Supports preventing major and minor version firmware upgrades when support contract expires
Description
This article explains that the GUI prevents major and minor firmware upgrades on FortiGate when the support contract has expired. Devices with an expired support contract cannot upgrade to higher major or minor versions, but they can still upgrade within the same version to higher patch releases (for example, 7.4.1 to 7.4.3) to receive important security updates.
Scope
FortiGate v7.4.0, v7.4.1
Solution
The status of the FortiGate support contract can be checked in the Licenses widget under Dashboard → Status.
1. OS upgrade from 7.4.1 to 7.6.0: FortiGate FortiGuard upgrades will not be available until the support contract is renewed.
2. OS upgrade from 7.4.1 to 7.4.3: The FortiGate firmware can be upgraded to a higher patch release to apply important security updates.

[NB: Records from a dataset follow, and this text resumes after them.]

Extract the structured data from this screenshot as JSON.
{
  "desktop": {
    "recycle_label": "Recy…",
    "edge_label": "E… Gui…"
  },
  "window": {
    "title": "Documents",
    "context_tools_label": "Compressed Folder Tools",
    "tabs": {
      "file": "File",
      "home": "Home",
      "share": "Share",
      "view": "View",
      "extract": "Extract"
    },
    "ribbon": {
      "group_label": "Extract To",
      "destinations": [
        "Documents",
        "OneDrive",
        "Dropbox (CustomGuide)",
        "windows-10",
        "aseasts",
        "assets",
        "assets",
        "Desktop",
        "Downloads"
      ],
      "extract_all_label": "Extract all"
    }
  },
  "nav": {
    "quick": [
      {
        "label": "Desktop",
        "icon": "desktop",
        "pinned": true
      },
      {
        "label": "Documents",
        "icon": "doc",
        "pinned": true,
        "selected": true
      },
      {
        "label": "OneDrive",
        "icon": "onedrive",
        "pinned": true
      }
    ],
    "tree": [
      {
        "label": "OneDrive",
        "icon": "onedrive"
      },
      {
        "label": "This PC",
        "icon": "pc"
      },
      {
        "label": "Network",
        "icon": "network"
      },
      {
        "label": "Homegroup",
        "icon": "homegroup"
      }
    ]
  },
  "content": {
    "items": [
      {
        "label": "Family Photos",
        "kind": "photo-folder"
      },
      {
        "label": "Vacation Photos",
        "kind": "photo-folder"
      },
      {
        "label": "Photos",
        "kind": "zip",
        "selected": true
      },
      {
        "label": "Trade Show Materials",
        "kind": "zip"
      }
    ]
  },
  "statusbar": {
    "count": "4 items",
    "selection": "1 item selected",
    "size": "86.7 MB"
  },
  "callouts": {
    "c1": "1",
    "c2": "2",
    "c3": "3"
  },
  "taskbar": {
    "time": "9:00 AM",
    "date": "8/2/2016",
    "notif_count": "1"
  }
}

In this example, a firmware image file is uploaded to upgrade from 7.4.1 to 7.4.3. Since it is a patch-level upgrade, the file is accepted and the upgrade process can continue.
3. OS downgrade from 7.4.1 to 7.2.4: The FortiGate firmware can be downgraded to lower major and minor versions. In this example, a firmware image file is uploaded to downgrade from 7.4.1 to 7.2.4. Since it is a lower version, the file is accepted and the downgrade process can proceed.
This behavior has been improved in version 7.4.2 on FortiGate. Firmware license enforcement is now based on the license expiry date compared to the first GA release date of a major version. If the support contract is expired before the first GA release date of a major version, firmware upgrades between major or minor versions will not be allowed until the contract is renewed.For example, if the firmware license expired on 2022/09/02 and the 7.4.0 GA release date is 2023/05/11, then upgrading from 7.4.5 to 7.4.6 will not be permitted, even though it is only a minor upgrade, until the support contract is renewed.